6 min read December 2025

The adjuster who calls after your accident is friendly, professional — and working to pay you less. Here's how to protect yourself.

Within days of an accident, you will likely get a call from the other side's insurance adjuster. They will be polite and sympathetic. It is important to remember what they are: a trained professional whose job is to resolve your claim for as little as possible. What you say in that first call can quietly shape everything that follows.

You are not required to give a recorded statement

Adjusters often ask to record a statement 'just to document the claim.' You are generally under no obligation to give one to the other party's insurer, and doing so before you have legal advice can hurt you. A recorded answer given in pain, on medication, or before your injuries have fully surfaced can be used against you later.

Do not guess or minimize

Saying 'I'm okay' or 'I think I'm fine' to be polite can become the insurer's headline. So can guessing about speed, distance, or fault.

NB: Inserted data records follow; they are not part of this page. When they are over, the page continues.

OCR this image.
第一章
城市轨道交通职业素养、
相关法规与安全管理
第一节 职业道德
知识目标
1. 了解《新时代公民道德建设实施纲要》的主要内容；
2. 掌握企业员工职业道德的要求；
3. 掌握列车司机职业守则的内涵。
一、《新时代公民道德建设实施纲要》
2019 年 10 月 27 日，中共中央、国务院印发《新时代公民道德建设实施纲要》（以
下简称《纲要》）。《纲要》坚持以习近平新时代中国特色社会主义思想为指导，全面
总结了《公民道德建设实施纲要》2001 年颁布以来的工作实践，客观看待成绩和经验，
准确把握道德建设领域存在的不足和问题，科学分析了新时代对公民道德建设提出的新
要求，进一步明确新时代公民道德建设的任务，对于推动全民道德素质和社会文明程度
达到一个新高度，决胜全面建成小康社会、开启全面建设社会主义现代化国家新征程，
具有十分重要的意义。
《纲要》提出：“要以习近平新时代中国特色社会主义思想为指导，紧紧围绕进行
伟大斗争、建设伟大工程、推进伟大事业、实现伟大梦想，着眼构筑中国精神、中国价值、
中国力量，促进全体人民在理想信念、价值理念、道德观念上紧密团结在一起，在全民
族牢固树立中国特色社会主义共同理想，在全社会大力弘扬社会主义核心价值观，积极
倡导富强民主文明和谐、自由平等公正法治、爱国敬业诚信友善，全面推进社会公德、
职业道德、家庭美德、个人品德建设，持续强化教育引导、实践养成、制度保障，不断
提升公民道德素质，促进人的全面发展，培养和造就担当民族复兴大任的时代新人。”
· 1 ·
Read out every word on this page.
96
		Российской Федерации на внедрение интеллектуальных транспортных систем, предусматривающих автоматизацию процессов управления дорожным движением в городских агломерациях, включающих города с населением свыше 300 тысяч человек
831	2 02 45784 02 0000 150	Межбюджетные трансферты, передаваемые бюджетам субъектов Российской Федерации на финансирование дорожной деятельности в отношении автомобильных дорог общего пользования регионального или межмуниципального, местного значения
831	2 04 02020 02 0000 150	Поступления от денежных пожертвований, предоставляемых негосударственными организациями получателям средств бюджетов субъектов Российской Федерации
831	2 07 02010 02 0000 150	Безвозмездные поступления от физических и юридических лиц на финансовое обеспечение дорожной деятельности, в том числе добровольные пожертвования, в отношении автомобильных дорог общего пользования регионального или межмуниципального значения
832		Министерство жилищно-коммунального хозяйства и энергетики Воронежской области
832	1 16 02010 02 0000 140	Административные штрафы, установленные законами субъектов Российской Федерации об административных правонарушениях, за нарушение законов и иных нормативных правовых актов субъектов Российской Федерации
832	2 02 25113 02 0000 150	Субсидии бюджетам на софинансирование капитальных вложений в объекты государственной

Be especially careful about these

  • Do not admit or speculate about fault.
  • Do not describe your injuries as minor or say you feel fine — many injuries surface days later.
  • Do not accept a quick settlement offer before you know the full extent of your injuries.
  • Do not sign a medical authorization giving broad access to your entire history.

What you can safely do

You can confirm basic facts — that an accident occurred, the date, and that you are seeking treatment — and then say you will follow up. The safest move is to let an attorney handle communications with the insurer. Once you are represented, the adjuster deals with your lawyer, not with you at a vulnerable moment.

The bottom line

The insurer started building its file the day of your accident. You are allowed to protect yourself just as carefully. When in doubt, say little, and get advice before you say more — it costs nothing to ask.

This guide is general information about New York law, not legal advice, and does not create an attorney-client relationship. Deadlines and statutes change and every case is different — speak with an attorney about your specific situation.